Washington and Lee law professor Mark Drumbl recently provided expert testimony to the drafting committee tasked with developing a protocol to the United Nations Convention to Eliminate Racial Discrimination. The protocol will address the criminalization of racism and xenophobia.
Drumbl’s testimony involved the need to establish clear definitions and thresholds of what constitutes an act of racism, the importance of conjoining criminal remedies with civil damages, the need to focus on rehabilitation, the relationship between hate speech and massive human rights violations, and the special circumstances of children and juveniles brainwashed and recruited into hate groups.
“A fine balancing act is required to penalize racist speech, while also not handing states an opportunity to become more authoritarian by banning dissenting voices—or remedial/reparative programs—under the pretext of political hate,” said Drumbl.
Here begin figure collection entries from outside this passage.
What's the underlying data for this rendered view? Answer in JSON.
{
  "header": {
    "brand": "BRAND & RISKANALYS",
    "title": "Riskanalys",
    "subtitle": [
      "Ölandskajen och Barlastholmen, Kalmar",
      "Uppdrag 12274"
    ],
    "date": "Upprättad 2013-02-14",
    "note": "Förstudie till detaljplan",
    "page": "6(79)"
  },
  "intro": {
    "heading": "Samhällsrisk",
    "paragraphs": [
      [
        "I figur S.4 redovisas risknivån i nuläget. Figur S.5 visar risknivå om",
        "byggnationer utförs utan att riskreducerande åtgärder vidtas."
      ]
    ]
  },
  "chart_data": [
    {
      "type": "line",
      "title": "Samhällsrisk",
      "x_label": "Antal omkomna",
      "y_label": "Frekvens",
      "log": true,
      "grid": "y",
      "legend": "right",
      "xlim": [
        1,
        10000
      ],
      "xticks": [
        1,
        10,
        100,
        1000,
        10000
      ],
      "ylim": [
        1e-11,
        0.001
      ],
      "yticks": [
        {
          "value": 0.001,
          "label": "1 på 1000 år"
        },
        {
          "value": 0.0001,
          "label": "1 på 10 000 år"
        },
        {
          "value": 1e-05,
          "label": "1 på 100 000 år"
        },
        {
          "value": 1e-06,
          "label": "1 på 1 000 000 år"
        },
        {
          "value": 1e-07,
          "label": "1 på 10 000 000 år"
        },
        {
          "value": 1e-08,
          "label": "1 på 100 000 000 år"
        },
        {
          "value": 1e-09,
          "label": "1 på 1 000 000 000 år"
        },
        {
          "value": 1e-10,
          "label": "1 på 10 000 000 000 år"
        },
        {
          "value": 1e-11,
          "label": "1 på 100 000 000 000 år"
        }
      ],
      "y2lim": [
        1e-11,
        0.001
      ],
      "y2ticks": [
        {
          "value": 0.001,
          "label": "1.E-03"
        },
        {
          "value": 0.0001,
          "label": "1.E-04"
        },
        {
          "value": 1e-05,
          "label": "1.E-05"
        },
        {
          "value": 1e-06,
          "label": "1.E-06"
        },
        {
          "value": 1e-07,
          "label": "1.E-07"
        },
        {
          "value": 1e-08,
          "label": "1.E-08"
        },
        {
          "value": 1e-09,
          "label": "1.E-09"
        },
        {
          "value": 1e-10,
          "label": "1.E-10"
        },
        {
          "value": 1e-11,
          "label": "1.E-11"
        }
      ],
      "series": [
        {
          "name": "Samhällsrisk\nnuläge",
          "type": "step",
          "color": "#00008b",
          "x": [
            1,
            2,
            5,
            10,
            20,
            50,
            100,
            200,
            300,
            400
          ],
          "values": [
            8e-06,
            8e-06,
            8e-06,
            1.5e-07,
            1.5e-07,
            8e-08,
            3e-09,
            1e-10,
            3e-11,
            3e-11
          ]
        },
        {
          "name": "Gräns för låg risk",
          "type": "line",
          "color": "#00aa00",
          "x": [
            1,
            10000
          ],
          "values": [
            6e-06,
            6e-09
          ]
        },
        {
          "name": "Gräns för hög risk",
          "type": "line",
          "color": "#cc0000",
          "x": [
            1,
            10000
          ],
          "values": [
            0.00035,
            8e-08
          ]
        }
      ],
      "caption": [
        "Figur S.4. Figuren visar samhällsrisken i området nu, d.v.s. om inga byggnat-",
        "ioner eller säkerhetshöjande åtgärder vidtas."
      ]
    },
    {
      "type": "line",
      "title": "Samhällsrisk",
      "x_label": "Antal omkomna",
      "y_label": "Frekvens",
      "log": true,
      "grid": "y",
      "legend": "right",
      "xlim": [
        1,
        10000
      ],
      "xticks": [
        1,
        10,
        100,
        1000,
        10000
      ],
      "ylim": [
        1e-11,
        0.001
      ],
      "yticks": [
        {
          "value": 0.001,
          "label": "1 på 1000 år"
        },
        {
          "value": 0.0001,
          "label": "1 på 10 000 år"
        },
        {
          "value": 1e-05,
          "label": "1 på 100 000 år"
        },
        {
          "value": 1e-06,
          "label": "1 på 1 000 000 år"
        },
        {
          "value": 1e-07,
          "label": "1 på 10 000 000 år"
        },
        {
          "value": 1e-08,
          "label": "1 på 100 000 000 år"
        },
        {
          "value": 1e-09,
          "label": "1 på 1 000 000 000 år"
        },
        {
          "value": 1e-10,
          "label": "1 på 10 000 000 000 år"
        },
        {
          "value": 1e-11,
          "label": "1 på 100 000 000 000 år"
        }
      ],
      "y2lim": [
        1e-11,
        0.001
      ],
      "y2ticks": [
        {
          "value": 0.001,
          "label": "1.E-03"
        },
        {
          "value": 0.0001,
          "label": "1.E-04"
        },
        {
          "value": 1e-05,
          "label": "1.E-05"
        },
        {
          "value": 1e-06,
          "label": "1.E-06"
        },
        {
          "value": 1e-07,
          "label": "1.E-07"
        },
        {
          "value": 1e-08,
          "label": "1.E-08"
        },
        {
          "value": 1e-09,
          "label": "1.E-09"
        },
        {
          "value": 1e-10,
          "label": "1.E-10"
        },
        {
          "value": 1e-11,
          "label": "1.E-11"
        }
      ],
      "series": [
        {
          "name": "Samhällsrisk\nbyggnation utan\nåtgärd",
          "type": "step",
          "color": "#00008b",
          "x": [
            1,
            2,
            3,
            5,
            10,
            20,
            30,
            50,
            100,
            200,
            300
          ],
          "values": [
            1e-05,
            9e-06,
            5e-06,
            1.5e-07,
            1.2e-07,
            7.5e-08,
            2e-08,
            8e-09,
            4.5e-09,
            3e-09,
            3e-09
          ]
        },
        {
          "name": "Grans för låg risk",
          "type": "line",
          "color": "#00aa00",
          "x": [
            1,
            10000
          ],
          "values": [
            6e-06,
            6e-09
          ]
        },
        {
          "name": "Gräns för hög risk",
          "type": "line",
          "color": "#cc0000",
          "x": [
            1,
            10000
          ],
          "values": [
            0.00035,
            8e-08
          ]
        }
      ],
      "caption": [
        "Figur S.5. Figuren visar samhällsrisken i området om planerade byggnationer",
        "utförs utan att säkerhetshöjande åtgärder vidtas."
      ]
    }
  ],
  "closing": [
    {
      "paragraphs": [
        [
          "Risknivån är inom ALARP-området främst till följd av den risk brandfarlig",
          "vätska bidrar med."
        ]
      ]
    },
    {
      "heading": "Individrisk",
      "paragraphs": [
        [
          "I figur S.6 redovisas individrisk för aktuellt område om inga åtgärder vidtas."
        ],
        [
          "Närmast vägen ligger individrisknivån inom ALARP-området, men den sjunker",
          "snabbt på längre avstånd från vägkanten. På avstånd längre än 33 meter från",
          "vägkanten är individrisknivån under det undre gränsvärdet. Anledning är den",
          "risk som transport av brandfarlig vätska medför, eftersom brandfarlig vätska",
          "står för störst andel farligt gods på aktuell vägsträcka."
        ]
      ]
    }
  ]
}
Drumbl explained that the impetus behind the protocol is to enforce the norms of anti-racism embodied in the U.N. Convention on Racism. One of the underregulated areas is hate speech, and this is one of central challenges in the protocol—“how to preserve free speech while ensuring that speech remains constructive and neither belittling nor hurtful.”
This is a dynamic that international criminal law has addressed in the context of incitement to violence and exhorting persecution, Drumbl said.
“The question is whether the approaches of international criminal law that deal with massive acts of communal violence in armed conflict can help inform the regulation of life in societies that are not caught up in situations of armed conflict.”